Why stick with a system designed for commerce in 1883?Īmerica already functions on fewer than four time zones. Now the world has evolved further-we are even more integrated and mobile, suggesting we’d benefit from fewer, more stable time zones. There are now 24 (or 25, depending on your existential view of the international date line) time zones, each taking about 15 degrees of longitude. The following year, at the International Meridian Conference, it was decided that the entire world could coordinate time keeping based on the British Prime Meridian (except for France, which claimed the Prime Meridian ran through Paris until 1911). Railroads operated with 100 different time zones before America moved to four, which was consistent with Britain’s push for a global time standard. This made operations very difficult for the telegraph and burgeoning railroad industry. That led to more than 300 different American time zones. Before that, each city had its own time standard based on its calculation of apparent solar time (when the sun is directly over-head at noon) using sundials. According to Time and Date, a Norwegian newsletter dedicated to time zone information, America started using four time zones in 1883. How we measure time has always evolved with the needs of commerce. The purpose of uniform time measures is coordination. Anyone who lives on one coast and does business with the other can imagine the uncountable benefits of living in a two-time-zone nation (excluding Alaska and Hawaii). The east and west coasts will only be one hour apart. This will result in just two time zones for the continental United States. After that we won’t change our clocks again-no more daylight saving. This year, Americans on Eastern Standard Time should set their clocks back one hour (like normal), Americans on Central and Rocky Mountain time do nothing, and Americans on Pacific time should set their clocks forward one hour.
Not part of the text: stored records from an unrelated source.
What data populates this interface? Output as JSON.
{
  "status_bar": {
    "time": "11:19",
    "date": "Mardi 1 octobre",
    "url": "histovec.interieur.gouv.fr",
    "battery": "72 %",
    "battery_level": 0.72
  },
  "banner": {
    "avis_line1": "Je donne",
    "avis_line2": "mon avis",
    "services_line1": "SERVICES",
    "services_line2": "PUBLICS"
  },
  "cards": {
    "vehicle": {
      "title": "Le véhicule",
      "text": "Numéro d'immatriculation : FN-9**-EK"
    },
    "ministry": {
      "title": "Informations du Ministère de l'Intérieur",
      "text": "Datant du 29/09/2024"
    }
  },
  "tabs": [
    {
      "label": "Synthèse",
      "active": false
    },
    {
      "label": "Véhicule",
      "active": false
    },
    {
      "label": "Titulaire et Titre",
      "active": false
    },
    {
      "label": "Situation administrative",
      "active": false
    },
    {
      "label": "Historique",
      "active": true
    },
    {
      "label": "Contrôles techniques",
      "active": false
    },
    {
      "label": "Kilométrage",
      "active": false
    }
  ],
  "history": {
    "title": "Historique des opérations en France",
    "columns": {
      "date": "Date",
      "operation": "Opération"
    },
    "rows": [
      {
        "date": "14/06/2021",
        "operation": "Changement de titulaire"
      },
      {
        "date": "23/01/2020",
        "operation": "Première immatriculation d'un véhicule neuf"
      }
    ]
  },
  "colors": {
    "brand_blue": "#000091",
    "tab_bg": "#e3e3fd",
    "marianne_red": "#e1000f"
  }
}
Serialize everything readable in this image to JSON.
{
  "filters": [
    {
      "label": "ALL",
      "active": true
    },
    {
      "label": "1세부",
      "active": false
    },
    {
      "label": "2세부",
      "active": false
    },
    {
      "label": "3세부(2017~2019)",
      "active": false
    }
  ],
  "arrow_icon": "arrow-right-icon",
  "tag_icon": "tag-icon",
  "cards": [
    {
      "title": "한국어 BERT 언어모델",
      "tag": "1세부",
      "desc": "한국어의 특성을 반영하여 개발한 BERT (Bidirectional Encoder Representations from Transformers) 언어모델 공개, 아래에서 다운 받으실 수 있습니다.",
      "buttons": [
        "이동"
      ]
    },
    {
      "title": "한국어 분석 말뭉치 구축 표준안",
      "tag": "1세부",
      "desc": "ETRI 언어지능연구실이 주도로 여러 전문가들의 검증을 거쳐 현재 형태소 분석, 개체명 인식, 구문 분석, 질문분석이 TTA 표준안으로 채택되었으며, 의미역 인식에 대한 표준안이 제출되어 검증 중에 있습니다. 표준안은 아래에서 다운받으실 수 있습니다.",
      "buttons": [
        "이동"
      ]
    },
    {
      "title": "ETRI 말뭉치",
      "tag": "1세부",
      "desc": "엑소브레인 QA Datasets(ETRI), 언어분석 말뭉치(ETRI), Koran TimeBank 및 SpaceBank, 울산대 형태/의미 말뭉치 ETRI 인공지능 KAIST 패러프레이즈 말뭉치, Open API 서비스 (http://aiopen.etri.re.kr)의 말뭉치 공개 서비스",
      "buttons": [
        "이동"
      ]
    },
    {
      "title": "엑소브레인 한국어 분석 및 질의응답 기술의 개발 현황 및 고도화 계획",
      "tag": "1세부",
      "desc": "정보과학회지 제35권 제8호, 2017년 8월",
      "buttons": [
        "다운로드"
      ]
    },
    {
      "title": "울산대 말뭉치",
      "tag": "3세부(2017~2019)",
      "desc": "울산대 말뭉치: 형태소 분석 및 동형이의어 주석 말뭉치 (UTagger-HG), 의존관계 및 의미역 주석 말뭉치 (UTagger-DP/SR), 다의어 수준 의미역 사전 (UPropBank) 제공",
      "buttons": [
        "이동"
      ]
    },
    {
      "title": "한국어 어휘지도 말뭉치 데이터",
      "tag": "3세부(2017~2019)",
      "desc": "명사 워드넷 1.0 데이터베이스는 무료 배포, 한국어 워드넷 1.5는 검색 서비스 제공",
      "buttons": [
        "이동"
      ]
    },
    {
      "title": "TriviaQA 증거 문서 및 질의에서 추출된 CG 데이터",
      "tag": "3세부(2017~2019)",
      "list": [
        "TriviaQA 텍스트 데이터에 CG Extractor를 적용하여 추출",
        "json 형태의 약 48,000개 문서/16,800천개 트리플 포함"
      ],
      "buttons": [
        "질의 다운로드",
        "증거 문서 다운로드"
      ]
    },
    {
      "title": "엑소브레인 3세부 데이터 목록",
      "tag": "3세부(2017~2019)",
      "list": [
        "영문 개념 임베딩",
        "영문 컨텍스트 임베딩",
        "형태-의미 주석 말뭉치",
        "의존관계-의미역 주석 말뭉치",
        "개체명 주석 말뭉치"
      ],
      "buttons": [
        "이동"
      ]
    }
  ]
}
I propose we not only end Daylight Saving, but also take it one step further. Being out of sync with European time changes was at one point projected to cost the airline industry $147 million a year in travel disruptions. There’s evidence that regularly changing sleep cycles, associated with daylight saving, lowers productivity and increases heart attacks. Frequent and uncoordinated time changes cause confusion, undermining economic efficiency.

The actual energy savings are minimal, if they exist at all. It would seem to be more efficient to do away with the practice altogether. It also creates confusion because countries that observe daylight saving change their clocks on different days. The fall time-change feels particularly hard because people lose another hour of evening daylight, right around the time the days are growing shorter anyway. It’s a controversial practice that became popular in the 1970s with the intent of conserving energy. Daylight Saving Time has ended once again, setting off an annual ritual in which Americans (except for those who live in Arizona or Hawaii) and residents of 78 other countries-including Canada (but not Saskatchewan), most of Europe, Australia and New Zealand-turn their clocks back one hour.